His explanation is easily understood through a force field analysis of (conscious and unconscious) driving and restraining factors. Drivers push us toward change, and restrainers keep us rooted in staying the same. Via exposition, charts, and examples, he shows readers why they must recognize, resolve, and use the tension between these two forces for successful change to occur.  

One set of opposing forces is the freedom that comes from having many choices versus the controlling force of our ultimate accountability and aloneness: that you—and only you—are responsible for how your life gets lived. As we know, this awareness can be both exhilarating and terrifying.

The second pairing is hope countered by a fear of hope that arduous efforts might fail and end in disappointment. Believing that “hope keeps you going” produces confidence and faith that propel you forward, but it also puts you at greater risk for loss.

The third set of forces is faith versus helplessness. Faith means trusting ourselves and our abilities, which many people are unable to do as a result of real or imagined deficiencies, including past failures. Without faith, they sink into despair.

Ellenhorn posits that an overarching, universal force restraining change is our existential fear of death, a constant reminder of how we want to live our lives. “Personal change is always about how we exist within the shadow of the giant, completely unpredictable hourglass of our mortality. It’s never not about this.” Hanging over our heads is the weight of “need to” and “should” and doing the “right” thing, whether giving up smoking cigarettes, ending an affair, eating healthfully, or returning to graduate school.
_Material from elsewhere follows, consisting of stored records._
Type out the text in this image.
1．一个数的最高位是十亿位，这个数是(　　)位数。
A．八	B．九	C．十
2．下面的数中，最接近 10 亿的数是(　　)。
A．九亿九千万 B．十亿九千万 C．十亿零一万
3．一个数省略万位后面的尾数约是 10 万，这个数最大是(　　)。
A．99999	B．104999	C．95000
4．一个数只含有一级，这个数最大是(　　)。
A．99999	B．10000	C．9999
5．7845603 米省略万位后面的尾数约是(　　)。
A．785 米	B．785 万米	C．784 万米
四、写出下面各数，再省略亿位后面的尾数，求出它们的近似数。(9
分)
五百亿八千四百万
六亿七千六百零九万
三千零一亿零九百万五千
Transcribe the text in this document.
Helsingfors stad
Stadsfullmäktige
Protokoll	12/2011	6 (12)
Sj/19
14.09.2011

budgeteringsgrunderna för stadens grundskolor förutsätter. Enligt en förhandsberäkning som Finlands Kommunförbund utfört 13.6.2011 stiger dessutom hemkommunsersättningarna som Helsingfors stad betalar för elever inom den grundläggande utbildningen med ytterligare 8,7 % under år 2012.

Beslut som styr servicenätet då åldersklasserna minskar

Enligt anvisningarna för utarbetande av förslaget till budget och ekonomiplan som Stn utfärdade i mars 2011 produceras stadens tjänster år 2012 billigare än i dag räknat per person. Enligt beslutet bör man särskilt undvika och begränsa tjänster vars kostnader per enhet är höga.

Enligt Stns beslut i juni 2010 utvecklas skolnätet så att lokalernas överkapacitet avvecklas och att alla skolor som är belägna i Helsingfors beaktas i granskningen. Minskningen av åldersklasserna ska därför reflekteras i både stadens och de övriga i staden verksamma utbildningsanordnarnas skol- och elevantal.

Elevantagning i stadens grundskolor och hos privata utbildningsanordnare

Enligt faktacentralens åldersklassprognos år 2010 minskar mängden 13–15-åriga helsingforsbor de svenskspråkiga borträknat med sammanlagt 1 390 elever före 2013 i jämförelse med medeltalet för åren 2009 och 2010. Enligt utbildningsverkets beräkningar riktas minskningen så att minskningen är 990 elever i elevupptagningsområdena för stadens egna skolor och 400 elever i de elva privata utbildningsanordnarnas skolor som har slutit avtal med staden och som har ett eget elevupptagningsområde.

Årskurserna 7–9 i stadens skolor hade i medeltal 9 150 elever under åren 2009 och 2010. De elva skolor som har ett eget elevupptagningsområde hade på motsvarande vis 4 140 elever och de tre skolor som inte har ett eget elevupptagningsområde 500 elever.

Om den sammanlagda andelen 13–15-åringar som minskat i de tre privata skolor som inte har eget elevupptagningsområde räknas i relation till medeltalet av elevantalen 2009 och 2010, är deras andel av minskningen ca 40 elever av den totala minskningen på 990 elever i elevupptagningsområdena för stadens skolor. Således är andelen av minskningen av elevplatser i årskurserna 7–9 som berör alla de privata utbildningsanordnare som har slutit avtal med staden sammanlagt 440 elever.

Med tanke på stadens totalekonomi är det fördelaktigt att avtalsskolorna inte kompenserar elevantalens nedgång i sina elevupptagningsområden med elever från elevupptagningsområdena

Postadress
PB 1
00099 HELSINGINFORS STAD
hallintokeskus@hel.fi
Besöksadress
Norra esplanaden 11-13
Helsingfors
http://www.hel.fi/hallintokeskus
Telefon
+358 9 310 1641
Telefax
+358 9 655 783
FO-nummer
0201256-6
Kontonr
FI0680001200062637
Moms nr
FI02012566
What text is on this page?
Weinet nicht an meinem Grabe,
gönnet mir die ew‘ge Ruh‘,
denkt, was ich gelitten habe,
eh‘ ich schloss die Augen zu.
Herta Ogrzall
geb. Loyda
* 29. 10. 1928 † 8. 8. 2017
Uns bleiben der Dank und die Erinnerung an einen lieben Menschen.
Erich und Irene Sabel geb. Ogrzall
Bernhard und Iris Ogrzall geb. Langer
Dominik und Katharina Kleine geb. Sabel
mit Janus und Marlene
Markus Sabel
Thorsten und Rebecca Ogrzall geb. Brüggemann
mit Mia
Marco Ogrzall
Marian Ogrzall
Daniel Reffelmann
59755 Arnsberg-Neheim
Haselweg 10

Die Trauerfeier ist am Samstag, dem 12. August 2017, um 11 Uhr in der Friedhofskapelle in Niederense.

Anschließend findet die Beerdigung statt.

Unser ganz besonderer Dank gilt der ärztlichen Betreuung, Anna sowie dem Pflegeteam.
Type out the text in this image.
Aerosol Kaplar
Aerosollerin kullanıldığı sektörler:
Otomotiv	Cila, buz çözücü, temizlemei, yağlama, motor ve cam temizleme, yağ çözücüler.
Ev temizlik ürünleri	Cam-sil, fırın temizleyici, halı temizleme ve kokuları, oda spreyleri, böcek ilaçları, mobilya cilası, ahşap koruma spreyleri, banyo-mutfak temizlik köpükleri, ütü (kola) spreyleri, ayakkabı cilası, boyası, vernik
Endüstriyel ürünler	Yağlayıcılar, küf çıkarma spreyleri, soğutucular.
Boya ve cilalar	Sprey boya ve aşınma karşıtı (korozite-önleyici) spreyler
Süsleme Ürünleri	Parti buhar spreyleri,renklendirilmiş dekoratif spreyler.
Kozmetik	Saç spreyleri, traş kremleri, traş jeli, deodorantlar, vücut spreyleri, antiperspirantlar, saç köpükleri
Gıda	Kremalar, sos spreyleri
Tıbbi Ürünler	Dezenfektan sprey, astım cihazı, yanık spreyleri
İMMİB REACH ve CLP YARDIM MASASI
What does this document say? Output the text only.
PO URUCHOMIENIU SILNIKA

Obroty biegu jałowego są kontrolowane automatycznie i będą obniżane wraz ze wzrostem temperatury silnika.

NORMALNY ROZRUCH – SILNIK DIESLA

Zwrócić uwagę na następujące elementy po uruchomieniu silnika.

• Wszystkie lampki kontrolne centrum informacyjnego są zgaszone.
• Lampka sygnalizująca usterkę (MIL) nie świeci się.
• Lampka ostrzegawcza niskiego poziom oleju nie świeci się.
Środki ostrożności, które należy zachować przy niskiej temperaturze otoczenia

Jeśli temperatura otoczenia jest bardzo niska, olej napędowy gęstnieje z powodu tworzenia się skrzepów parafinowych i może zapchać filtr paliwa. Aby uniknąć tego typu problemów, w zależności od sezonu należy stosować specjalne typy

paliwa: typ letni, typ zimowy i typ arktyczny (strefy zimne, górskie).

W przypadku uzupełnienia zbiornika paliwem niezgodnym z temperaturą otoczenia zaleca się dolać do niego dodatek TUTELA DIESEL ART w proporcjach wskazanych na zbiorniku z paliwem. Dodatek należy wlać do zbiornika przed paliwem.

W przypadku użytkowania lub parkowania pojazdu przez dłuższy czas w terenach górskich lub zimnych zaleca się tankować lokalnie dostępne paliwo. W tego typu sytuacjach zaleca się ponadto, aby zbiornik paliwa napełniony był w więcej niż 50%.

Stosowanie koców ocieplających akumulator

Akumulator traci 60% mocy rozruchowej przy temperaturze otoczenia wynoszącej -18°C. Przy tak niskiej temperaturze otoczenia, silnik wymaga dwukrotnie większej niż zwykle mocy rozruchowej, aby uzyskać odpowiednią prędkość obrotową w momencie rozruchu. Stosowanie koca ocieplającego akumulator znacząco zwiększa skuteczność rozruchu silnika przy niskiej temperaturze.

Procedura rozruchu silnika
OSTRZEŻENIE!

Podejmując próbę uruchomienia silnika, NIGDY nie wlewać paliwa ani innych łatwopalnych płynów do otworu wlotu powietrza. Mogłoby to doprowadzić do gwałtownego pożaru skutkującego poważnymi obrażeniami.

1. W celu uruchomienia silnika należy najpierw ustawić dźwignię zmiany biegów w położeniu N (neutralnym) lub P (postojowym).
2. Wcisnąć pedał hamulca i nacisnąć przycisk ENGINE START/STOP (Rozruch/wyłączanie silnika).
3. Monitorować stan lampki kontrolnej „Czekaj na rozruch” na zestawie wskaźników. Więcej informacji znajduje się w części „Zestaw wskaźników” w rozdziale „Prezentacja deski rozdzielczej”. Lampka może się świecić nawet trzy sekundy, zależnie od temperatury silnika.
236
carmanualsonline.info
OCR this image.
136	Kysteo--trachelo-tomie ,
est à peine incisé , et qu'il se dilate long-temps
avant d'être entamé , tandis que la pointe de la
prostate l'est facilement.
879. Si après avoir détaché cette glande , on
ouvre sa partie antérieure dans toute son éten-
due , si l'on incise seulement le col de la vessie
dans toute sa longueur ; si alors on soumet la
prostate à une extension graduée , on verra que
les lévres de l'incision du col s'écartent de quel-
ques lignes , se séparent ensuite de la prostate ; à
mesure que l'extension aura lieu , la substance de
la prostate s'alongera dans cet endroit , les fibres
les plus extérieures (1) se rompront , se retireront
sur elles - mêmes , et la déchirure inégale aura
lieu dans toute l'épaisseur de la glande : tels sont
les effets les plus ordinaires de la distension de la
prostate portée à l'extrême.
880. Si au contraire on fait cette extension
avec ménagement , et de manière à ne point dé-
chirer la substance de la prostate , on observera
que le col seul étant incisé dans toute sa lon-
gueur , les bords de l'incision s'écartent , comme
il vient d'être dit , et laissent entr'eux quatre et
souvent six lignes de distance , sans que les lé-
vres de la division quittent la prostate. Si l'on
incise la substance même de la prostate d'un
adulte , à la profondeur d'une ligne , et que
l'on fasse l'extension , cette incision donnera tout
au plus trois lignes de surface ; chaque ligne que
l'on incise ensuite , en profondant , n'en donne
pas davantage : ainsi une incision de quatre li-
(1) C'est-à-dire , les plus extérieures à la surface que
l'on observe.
This fear of not getting life right shines a constant spotlight on all our decisions and, when we believe we’ve failed or might fail to achieve our goals, causes us to suffer tremendous remorse, regret, impatience, shame, and disappointment. 

One major takeaway of this book is that we must understand at both a cognitive and emotional level that we have a multitude of very sensible reasons to avoid change. We can ignore, rationalize, devalue, deny, or minimize them, but we won’t overcome them—and make the changes we yearn for—unless and until we address and take them seriously.

Another theme in the book is that staying the same is far easier than changing. Ellenhorn presents ten darned good reasons not to change that involve protecting ourselves from: anxiety over aloneness, accountability, and pressure or lack of knowledge about what’s next; our own and others’ expectations of us; having to be patient and humble in taking small steps; surrendering our identity of suffering; and altering our relationship with ourselves and others.  

Most of this book is about the internal forces that shape our ability to change. However, Ellenhorn pays due homage to external forces as well, such as our innate aptitudes, talents and strengths, social experiences, economic status, and the oppression or privilege of the political power structure under which we live. He points out that because these constraints are not under our control, we must be realistic when it comes to seeking change and pursuing transformation. He wisely reminds us that we are not failures because we do not make every change we set out to and warns us about celebrity oracles and so-called experts who insist that the reason we are not changing is because we lack courage or do not want something badly enough.

How to Change is far from a linear read. Instead, Ellenhorn explains ideas, then circles back and connects them to other ideas or delves more deeply into them. It is easy to see how a reader could feel a bit lost between the pages, but everything pulls together nicely in the end. If this book doesn’t help all its readers make changes, at the least, it lays out a theory of change that makes psychological sense and provides the solace of knowing that we are not alone in our struggles.